To avoid website errors, you must properly use escape characters in your regular expressions (regex). HTTP_USER_AGENT can use regex as an argument. In the preceding code, many user agents require regex because of the complexity of their name. Instead of creating a rule manually, you can use websites such as https://www.regex-escape.com/regex-escaping-online.php to quickly construct a properly-escaped regex.

Testing the blocking of user agents

  1. Run the following command to test that the site is responding:

    curl -H "host:www.url_you_are_testing.url http://localhost/

  2. Run the following command to test that the user agent is blocked:

    curl -H "host:www.url_you_are_testing.url" -H "user-agent:Pcore-HTTP/v0.25.0" http://localhost/

    This is an example command to test a user agent named Pcore. You can run a similar command for your intended user agent.

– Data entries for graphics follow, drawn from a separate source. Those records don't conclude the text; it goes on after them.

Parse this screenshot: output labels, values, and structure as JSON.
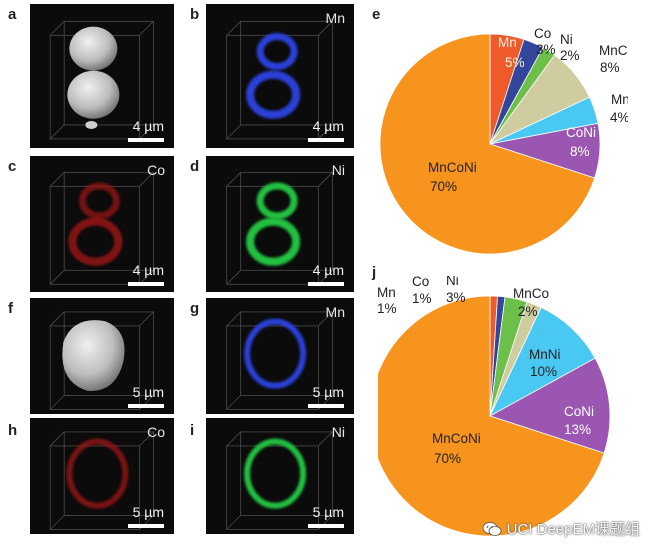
{
  "panels": [
    {
      "id": "a",
      "label": "a",
      "element": "",
      "scale": "4 µm",
      "kind": "gray-double"
    },
    {
      "id": "b",
      "label": "b",
      "element": "Mn",
      "scale": "4 µm",
      "kind": "ring-double",
      "color": "#2a3fd8"
    },
    {
      "id": "c",
      "label": "c",
      "element": "Co",
      "scale": "4 µm",
      "kind": "ring-double",
      "color": "#a01818"
    },
    {
      "id": "d",
      "label": "d",
      "element": "Ni",
      "scale": "4 µm",
      "kind": "ring-double",
      "color": "#20c040"
    },
    {
      "id": "f",
      "label": "f",
      "element": "",
      "scale": "5 µm",
      "kind": "gray-single"
    },
    {
      "id": "g",
      "label": "g",
      "element": "Mn",
      "scale": "5 µm",
      "kind": "ring-single",
      "color": "#2a3fd8"
    },
    {
      "id": "h",
      "label": "h",
      "element": "Co",
      "scale": "5 µm",
      "kind": "ring-single",
      "color": "#a01818"
    },
    {
      "id": "i",
      "label": "i",
      "element": "Ni",
      "scale": "5 µm",
      "kind": "ring-single",
      "color": "#20c040"
    }
  ],
  "chart_data": [
    {
      "type": "pie",
      "panel_label": "e",
      "slices": [
        {
          "name": "Mn",
          "value": 5,
          "label": "5%",
          "color": "#ee5a2a"
        },
        {
          "name": "Co",
          "value": 3,
          "label": "3%",
          "color": "#34469c"
        },
        {
          "name": "Ni",
          "value": 2,
          "label": "2%",
          "color": "#6cc04a"
        },
        {
          "name": "MnCo",
          "value": 8,
          "label": "8%",
          "color": "#cfcca0"
        },
        {
          "name": "MnNi",
          "value": 4,
          "label": "4%",
          "color": "#49c8f2"
        },
        {
          "name": "CoNi",
          "value": 8,
          "label": "8%",
          "color": "#9a56b0"
        },
        {
          "name": "MnCoNi",
          "value": 70,
          "label": "70%",
          "color": "#f7941d"
        }
      ]
    },
    {
      "type": "pie",
      "panel_label": "j",
      "slices": [
        {
          "name": "Mn",
          "value": 1,
          "label": "1%",
          "color": "#ee5a2a"
        },
        {
          "name": "Co",
          "value": 1,
          "label": "1%",
          "color": "#34469c"
        },
        {
          "name": "Ni",
          "value": 3,
          "label": "3%",
          "color": "#6cc04a"
        },
        {
          "name": "MnCo",
          "value": 2,
          "label": "2%",
          "color": "#cfcca0"
        },
        {
          "name": "MnNi",
          "value": 10,
          "label": "10%",
          "color": "#49c8f2"
        },
        {
          "name": "CoNi",
          "value": 13,
          "label": "13%",
          "color": "#9a56b0"
        },
        {
          "name": "MnCoNi",
          "value": 70,
          "label": "70%",
          "color": "#f7941d"
        }
      ]
    }
  ],
  "watermark": {
    "text": "UCI DeepEM课题组",
    "icon": "wechat-icon"
  }
}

Blocking traffic from robot crawlers

A robot crawler can cause problems to a site by making a large number of requests. You can use the following code in any of these situations:

  • When robots do not adhere to the robots.txt file
  • When you want to immediately block the traffic without waiting for robot crawlers to fetch the robots.txt file
RewriteCond %\{HTTP_REFERER\} ^$
RewriteCond %\{HTTP_USER_AGENT\} "<exact_name_for_the_bot>"
RewriteRule ^(.*)$ - [F,L]